A resolução da D. para 2021 era proteger-me. Do quê? Não sei bem. Mas a verdade é que nesse Janeiro já era uma elefanta adulta e mandona. Não me deixava ir ter com os meus amigos, dizia que o melhor era eu estar em casa. Para quê sair, afinal, se ninguém queria saber de mim? E lá punha a sua tromba em cima da minha garganta dificultando as respirações profundas que tanta gente me aconselhava. Também não me deixava trabalhar. Essa parte foi particularmente chata pois tinha um doutoramento para acabar. Mas ela não me ouvia e só me dizia que não valia de nada, para ir casa, para sair do escritório e fugir. A D. ficava tão feliz de eu fazer o que me pedira que celebrava com banquetes gigantes. E pronto, lá ficava eu em 22 metros quadrados, sentada num sofá-cama a vê-la jantar, toda contente. Claro está que ganhou peso. Assim vivemos durante uns meses: ela bem imponente, eu bem mingada.

Um dia, a D. adormeceu em cima mim. Nunca senti tão presa na minha vida. Lutei para me libertar daquela elefanta monstruosa que estava na minha vida. Tentei gritar, mas não saía ar quanto mais voz. Chorei, implorei que saísse, que não conseguia viver mais assim. Ela tinha que perder dimensão ou eu… Deixei-me afundar no buraco escavado pelo peso da D. O buraco tornou-se a minha casa, depois a minha vida.

Abril chegou e talvez o cheiro da Primavera, ou o prazo de entrega da tese a apertar, fez-me querer escapar. Nos meses que se seguiram, a minha resolução para 2021 passou a ser afastar a D. da minha vida. Pedi ajuda em todas as frentes. Fui ganhando fôlego, depois ar, e depois voz. Disse-lhe que não precisava de ser protegida, que se queria ficar comigo (tenho alguma dificuldade em dizer que não) tinha que ficar sossegada a um canto e deixar-me em paz.
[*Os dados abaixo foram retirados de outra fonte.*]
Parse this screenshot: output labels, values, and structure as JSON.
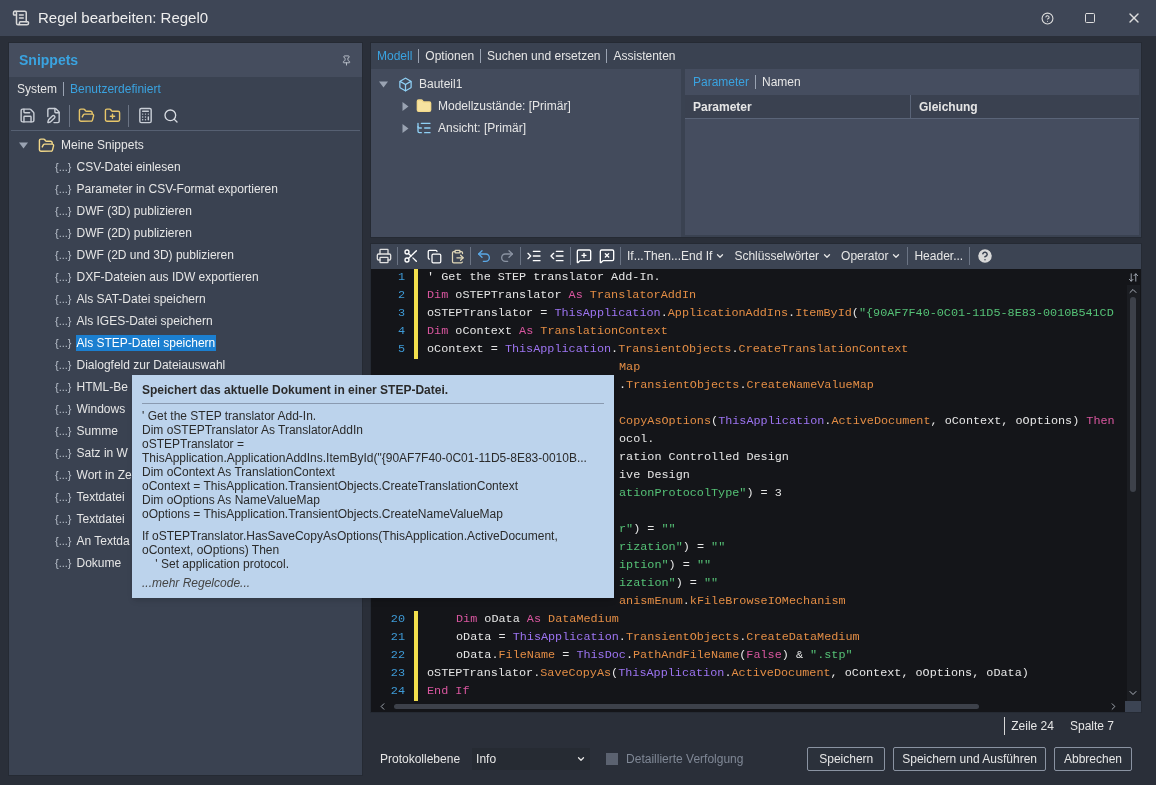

Nem sempre foi fácil. A D. discutiu várias vezes os termos e condições do acordo que lhe proponha, fazendo-me ver que não conseguiria fazer nada da minha vida e que só estaria bem com ela. Mas eu já não estava sozinha. Tinha uma psicóloga que mediava os meus conflitos com a D. e uma psiquiatra que lhe dera um comprimido para emagrecer. Família, namorado e amigos também queriam ajudar. Mas só conseguiram quando deixei de lhes esconder a D. Afinal, é a minha sombra.

Acabei o doutoramento, deixei o pequeno estúdio, voltei para Portugal. A depressão ainda veio comigo, mas já não precisei de pedir um lugar extra no avião. Lentamente, a D. foi mingando e desenrolando a sua trompa da minha garganta. Agora cabe num cantinho da casa. Ainda gosta de opinar. Quando isso acontece, já vou conseguindo - com o apoio da minha psicóloga - respirar fundo, olhar para ela e com toda a calma do mundo dizer: “Porque não te calas, D.”?